An exempted limited partnership is an arrangement established under the Exempted Limited Partnership Law in the Cayman Islands and is an entity comprising both General and Limited Partners. It was created as an improvement to the Limited Partnership which exists under the Partnership Law and to meet a demand from financial institutions in the United States for a limited partnership that could be used for mutual funds in the Cayman Islands

An exempted limited partnership is not a separate legal entity but an arrangement with contractual obligations affecting the partners set out in a partnership agreement.

The name of the arrangement must include the words ‘Limited Partnership’ or the letters ‘L.P.’ or “LP”

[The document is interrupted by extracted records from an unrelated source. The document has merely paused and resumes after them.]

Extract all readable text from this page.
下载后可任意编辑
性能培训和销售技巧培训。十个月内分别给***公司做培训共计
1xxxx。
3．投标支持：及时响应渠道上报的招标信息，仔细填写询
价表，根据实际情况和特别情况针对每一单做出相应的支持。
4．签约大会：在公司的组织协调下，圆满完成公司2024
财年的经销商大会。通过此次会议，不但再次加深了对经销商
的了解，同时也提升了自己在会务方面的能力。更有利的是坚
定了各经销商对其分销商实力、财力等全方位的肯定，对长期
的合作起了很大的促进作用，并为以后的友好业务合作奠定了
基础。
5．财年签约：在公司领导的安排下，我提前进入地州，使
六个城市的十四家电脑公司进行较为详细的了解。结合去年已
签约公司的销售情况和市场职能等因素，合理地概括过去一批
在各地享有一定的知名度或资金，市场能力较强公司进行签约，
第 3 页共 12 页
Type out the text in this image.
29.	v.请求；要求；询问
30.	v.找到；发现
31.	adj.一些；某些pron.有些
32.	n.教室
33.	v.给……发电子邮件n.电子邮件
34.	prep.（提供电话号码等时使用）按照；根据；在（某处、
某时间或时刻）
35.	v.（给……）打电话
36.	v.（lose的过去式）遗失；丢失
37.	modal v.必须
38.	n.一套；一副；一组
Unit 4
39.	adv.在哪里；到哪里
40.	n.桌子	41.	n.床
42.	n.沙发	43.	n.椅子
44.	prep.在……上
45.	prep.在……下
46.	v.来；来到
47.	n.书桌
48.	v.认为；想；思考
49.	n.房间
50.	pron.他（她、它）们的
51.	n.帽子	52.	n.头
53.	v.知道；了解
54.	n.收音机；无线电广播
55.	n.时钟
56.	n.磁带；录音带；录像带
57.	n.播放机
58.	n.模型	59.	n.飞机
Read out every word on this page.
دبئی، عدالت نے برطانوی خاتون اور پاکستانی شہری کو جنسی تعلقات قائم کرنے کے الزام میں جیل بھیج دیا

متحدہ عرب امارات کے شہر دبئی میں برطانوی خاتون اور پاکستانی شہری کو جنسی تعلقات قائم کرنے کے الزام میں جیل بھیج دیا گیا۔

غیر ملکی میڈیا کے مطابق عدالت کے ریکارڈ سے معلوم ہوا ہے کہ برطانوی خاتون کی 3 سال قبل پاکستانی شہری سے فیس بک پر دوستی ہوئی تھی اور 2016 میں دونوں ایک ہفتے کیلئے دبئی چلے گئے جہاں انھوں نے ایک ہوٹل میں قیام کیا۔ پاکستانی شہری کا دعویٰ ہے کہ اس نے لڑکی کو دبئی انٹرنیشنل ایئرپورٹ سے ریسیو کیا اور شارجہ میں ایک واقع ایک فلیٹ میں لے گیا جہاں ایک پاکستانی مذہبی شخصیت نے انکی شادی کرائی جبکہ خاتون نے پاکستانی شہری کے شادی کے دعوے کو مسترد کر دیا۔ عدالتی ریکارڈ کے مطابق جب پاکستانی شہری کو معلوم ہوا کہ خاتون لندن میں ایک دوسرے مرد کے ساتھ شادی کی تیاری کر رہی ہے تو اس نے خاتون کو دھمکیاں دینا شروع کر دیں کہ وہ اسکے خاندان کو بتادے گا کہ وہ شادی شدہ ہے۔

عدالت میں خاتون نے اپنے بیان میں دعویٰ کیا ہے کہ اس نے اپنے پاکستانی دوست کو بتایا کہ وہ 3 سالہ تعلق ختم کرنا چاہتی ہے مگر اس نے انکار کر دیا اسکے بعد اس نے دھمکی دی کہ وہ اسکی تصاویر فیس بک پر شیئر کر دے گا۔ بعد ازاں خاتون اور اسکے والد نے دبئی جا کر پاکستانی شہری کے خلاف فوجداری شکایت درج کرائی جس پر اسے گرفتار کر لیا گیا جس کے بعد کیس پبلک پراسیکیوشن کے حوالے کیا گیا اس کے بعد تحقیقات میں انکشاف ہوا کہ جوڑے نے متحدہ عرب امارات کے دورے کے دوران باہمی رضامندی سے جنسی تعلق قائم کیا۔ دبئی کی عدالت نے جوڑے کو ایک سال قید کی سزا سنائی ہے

An exempted limited partnership may be entered into for a fixed term or have unlimited duration.

At least one general partner must be:

  • a person resident in the Cayman Islands;
  • a company incorporated in the Cayman Islands;
  • a partnership registered in the Cayman Islands; or
  • a foreign company registered in the Cayman Islands

The limited partners invest capital for the partnership business but have the benefit of limited liability to the extent of their interest in the partnership. Further the limited partner’s interest may generally be redeemed at any time without requiring dissolution of the exempted limited partnership.

As its name indicates a Tax Exemption Certificate can be obtained in the same way as for Exempted Companies.

The exempted limited partnership provides a convenient alternative to corporate mutual funds and unit trusts for offshore investors.